By WHO estimates one third of the world's population have inadequate access to needed medicines primarily because they cannot afford them [8
]. Despite the inclusion of sodium fluoride in the World Health Organization's Essential Medicines Model List [9
], the global availability and accessibility of fluoride for the prevention of dental caries remains a global problem. The optimal use of fluoride is an essential and basic public health strategy in the prevention and control of dental caries, the most common non-communicable disease on the planet. Although a whole range of fluoride vehicles are available for fluoride use (drinking water, salt, milk, varnish, etc.), the most widely used method for maintaining a constant low level of fluoride in the oral environment is fluoride toothpaste. As one of the key components of the WHO endorsed Basic Package of Oral Care
], the promotion of affordable and effective fluoride toothpaste is important for improving equity in oral health.

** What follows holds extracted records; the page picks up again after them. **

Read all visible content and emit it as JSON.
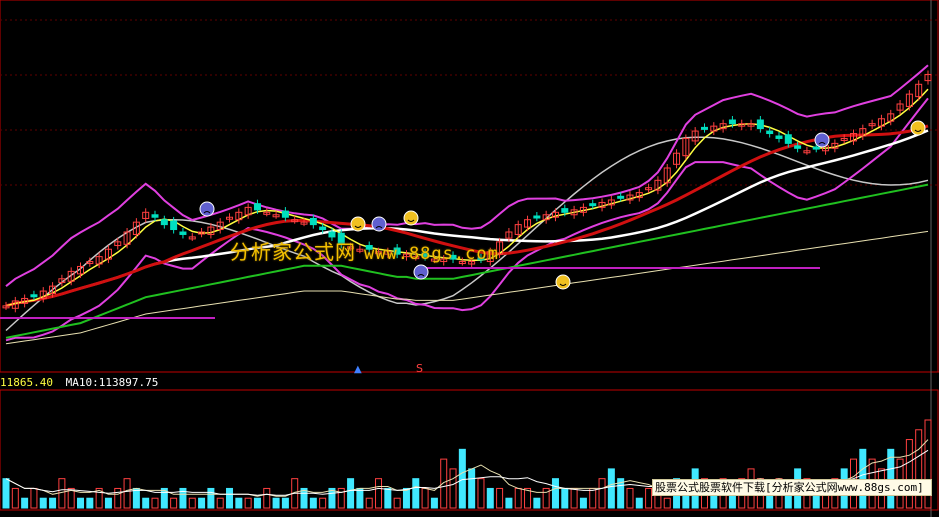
{
  "colors": {
    "background": "#000000",
    "panel_border": "#c00000",
    "up_candle": "#ff4040",
    "down_candle": "#00e0c0",
    "volume_up": "#ff4040",
    "volume_down": "#40e8ff",
    "ma_white": "#ffffff",
    "ma_yellow": "#ffff40",
    "ma_red": "#d01010",
    "ma_green": "#20c020",
    "ma_pale": "#e8e0b0",
    "band_magenta": "#e040e0",
    "band_gray": "#c8c8c8",
    "signal_line": "#c020c0"
  },
  "volume_header": {
    "ma5_text": "11865.40",
    "ma10_text": "MA10:113897.75",
    "ma5_color": "#ffff40",
    "ma10_color": "#ffffff"
  },
  "watermark": {
    "center_text": "分析家公式网",
    "center_url": "www.88gs.com",
    "footer_text": "股票公式股票软件下载[分析家公式网www.88gs.com]"
  },
  "signals": {
    "up_arrow_symbol": "▲",
    "s_mark": "S"
  },
  "icons": [
    "sad-face-icon",
    "smile-face-icon"
  ],
  "chart_data": [
    {
      "type": "candlestick",
      "title": "",
      "xlabel": "",
      "ylabel": "",
      "grid": true,
      "x": [
        1,
        2,
        3,
        4,
        5,
        6,
        7,
        8,
        9,
        10,
        11,
        12,
        13,
        14,
        15,
        16,
        17,
        18,
        19,
        20,
        21,
        22,
        23,
        24,
        25,
        26,
        27,
        28,
        29,
        30,
        31,
        32,
        33,
        34,
        35,
        36,
        37,
        38,
        39,
        40,
        41,
        42,
        43,
        44,
        45,
        46,
        47,
        48,
        49,
        50,
        51,
        52,
        53,
        54,
        55,
        56,
        57,
        58,
        59,
        60,
        61,
        62,
        63,
        64,
        65,
        66,
        67,
        68,
        69,
        70,
        71,
        72,
        73,
        74,
        75,
        76,
        77,
        78,
        79,
        80,
        81,
        82,
        83,
        84,
        85,
        86,
        87,
        88,
        89,
        90,
        91,
        92,
        93,
        94,
        95,
        96,
        97,
        98,
        99,
        100
      ],
      "close": [
        22,
        24,
        25,
        26,
        28,
        30,
        33,
        36,
        38,
        40,
        42,
        45,
        48,
        52,
        56,
        60,
        58,
        55,
        53,
        51,
        50,
        52,
        54,
        56,
        58,
        60,
        62,
        61,
        60,
        59,
        58,
        57,
        56,
        55,
        53,
        50,
        47,
        46,
        45,
        45,
        44,
        44,
        43,
        43,
        42,
        42,
        41,
        41,
        41,
        40,
        40,
        41,
        44,
        48,
        52,
        55,
        57,
        58,
        59,
        60,
        60,
        61,
        62,
        63,
        64,
        65,
        66,
        67,
        68,
        70,
        73,
        78,
        84,
        90,
        93,
        94,
        95,
        96,
        96,
        96,
        96,
        94,
        92,
        90,
        88,
        86,
        85,
        86,
        87,
        88,
        90,
        92,
        94,
        96,
        98,
        100,
        104,
        108,
        112,
        116
      ],
      "series": [
        {
          "name": "",
          "values": [
            12,
            13,
            14,
            15,
            16,
            17,
            18,
            19,
            20,
            22,
            24,
            26,
            28,
            30,
            32,
            34,
            35,
            36,
            37,
            38,
            39,
            40,
            41,
            42,
            43,
            44,
            45,
            46,
            47,
            48,
            49,
            50,
            51,
            51,
            51,
            51,
            51,
            50,
            49,
            48,
            47,
            46,
            45,
            45,
            44,
            44,
            44,
            44,
            44,
            45,
            46,
            47,
            48,
            49,
            50,
            51,
            52,
            53,
            54,
            55,
            56,
            57,
            58,
            59,
            60,
            61,
            62,
            63,
            64,
            65,
            66,
            67,
            68,
            69,
            70,
            71,
            72,
            73,
            74,
            75,
            76,
            77,
            78,
            79,
            80,
            81,
            82,
            83,
            84,
            85,
            86,
            87,
            88,
            89,
            90,
            91,
            92,
            93,
            94,
            95
          ]
        }
      ]
    },
    {
      "type": "bar",
      "title": "",
      "categories": [
        1,
        2,
        3,
        4,
        5,
        6,
        7,
        8,
        9,
        10,
        11,
        12,
        13,
        14,
        15,
        16,
        17,
        18,
        19,
        20,
        21,
        22,
        23,
        24,
        25,
        26,
        27,
        28,
        29,
        30,
        31,
        32,
        33,
        34,
        35,
        36,
        37,
        38,
        39,
        40,
        41,
        42,
        43,
        44,
        45,
        46,
        47,
        48,
        49,
        50,
        51,
        52,
        53,
        54,
        55,
        56,
        57,
        58,
        59,
        60,
        61,
        62,
        63,
        64,
        65,
        66,
        67,
        68,
        69,
        70,
        71,
        72,
        73,
        74,
        75,
        76,
        77,
        78,
        79,
        80,
        81,
        82,
        83,
        84,
        85,
        86,
        87,
        88,
        89,
        90,
        91,
        92,
        93,
        94,
        95,
        96,
        97,
        98,
        99,
        100
      ],
      "values": [
        3,
        2,
        1,
        2,
        1,
        1,
        3,
        2,
        1,
        1,
        2,
        1,
        2,
        3,
        2,
        1,
        1,
        2,
        1,
        2,
        1,
        1,
        2,
        1,
        2,
        1,
        1,
        1,
        2,
        1,
        1,
        3,
        2,
        1,
        1,
        2,
        2,
        3,
        2,
        1,
        3,
        2,
        1,
        2,
        3,
        2,
        1,
        5,
        4,
        6,
        4,
        3,
        2,
        2,
        1,
        2,
        2,
        1,
        2,
        3,
        2,
        2,
        1,
        2,
        3,
        4,
        3,
        2,
        1,
        2,
        2,
        1,
        3,
        2,
        4,
        3,
        2,
        3,
        2,
        3,
        4,
        3,
        2,
        3,
        2,
        4,
        3,
        2,
        2,
        3,
        4,
        5,
        6,
        5,
        4,
        6,
        5,
        7,
        8,
        9
      ],
      "up": [
        0,
        1,
        0,
        1,
        0,
        0,
        1,
        1,
        0,
        0,
        1,
        0,
        1,
        1,
        0,
        0,
        1,
        0,
        1,
        0,
        1,
        0,
        0,
        1,
        0,
        0,
        1,
        0,
        1,
        0,
        0,
        1,
        0,
        0,
        1,
        0,
        1,
        0,
        0,
        1,
        1,
        0,
        1,
        0,
        0,
        1,
        0,
        1,
        1,
        0,
        0,
        1,
        0,
        1,
        0,
        1,
        1,
        0,
        1,
        0,
        0,
        1,
        0,
        1,
        1,
        0,
        0,
        1,
        0,
        1,
        1,
        1,
        0,
        0,
        0,
        1,
        0,
        1,
        0,
        1,
        1,
        1,
        0,
        1,
        0,
        0,
        1,
        0,
        1,
        1,
        0,
        1,
        0,
        1,
        1,
        0,
        1,
        1,
        1,
        1
      ]
    }
  ]
}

The promotion of brushing twice a day with fluoride toothpaste is based on strong scientific evidence [11
]. The widespread use of fluoride toothpaste has been recognised as the single most important reason for the decline of dental caries in developed countries during the 1970s and 1980s [13
]. An example is the United Kingdom where the only organized preventive program has been that of water fluoridation but that only about 9% of the UK population benefit from optimally fluoridated water [14
]. The introduction of fluoride toothpaste is the major most likely contributing factor to the decline in caries witnessed in the United Kingdom although other confounding factors inevitably play a role. More recently, the decline in dental caries amongst school children in Nepal, a low-income country, has been attributed to improved access to affordable fluoride toothpaste in Nepal [15
]. For many low-income nations, fluoride toothpaste is probably the only realistic population strategy for the control and prevention of dental caries since cheaper alternatives such as water or salt fluoridation are not feasible due to poor infrastructure and limited financial and technological resources. The use of topical fluoride e.g. in the form of varnish or gels for dental caries prevention is similarly impractical since it relies on repeated applications of fluoride by trained personnel on an individual basis and therefore in terms of cost cannot be considered as part of a population based preventive strategy.

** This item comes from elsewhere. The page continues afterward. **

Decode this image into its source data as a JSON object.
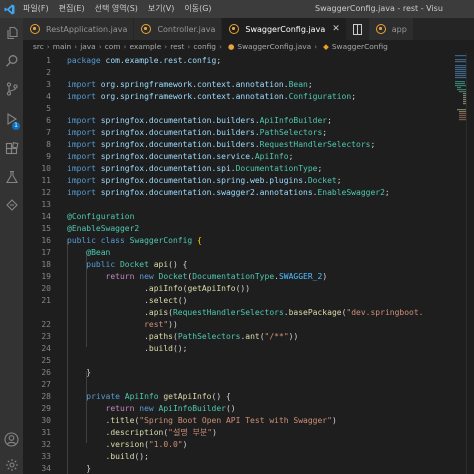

Based on global estimates, about 500 million people utilize fluoride toothpaste, 210 million have access to fluoridated water, 40 million have access to fluoridated salt, and 60 million benefit from fluoride mouth rinses, tablets and clinically applied fluoride [5
]. Taking into account the global population for 2007 is estimated to be 6.6 billion it can be assumed that only about 12.5% of the world's population benefit from the caries preventive possibilities of fluoride toothpaste.
The use of an efficacious fluoride toothpaste is largely dependent upon its socio-cultural integration in personal oral hygiene habits, availability and the ability of individuals to purchase and use it on a regular basis. The price of fluoride toothpaste is believed to be too high in some developing countries [16
] and this might impede equitable access. In a survey conducted at a hospital dental clinic in Lagos, Nigeria 32.5% of the respondents reported that the cost of toothpaste influenced their choice of brands and 54% also reported that the availability of dentifrices influenced their choice [17
]. WHO endorses the development and use of affordable fluoride toothpaste and defines affordable
toothpaste as "one that is available at a price that allows people on low income to purchase it [18
]." To date there have not been any attempts to quantify affordability or to suggest a reasonable retail price which consumers might pay for fluoride toothpaste; nor has there been any research to evaluate the effects of affordability, purchasing, and utilisation. The aim of this paper is to compare the cost and relative affordability of fluoride toothpaste in high-, middle- and low-income countries. The hypothesis is that fluoride toothpaste is not equally affordable in high-, middle- and low-income countries.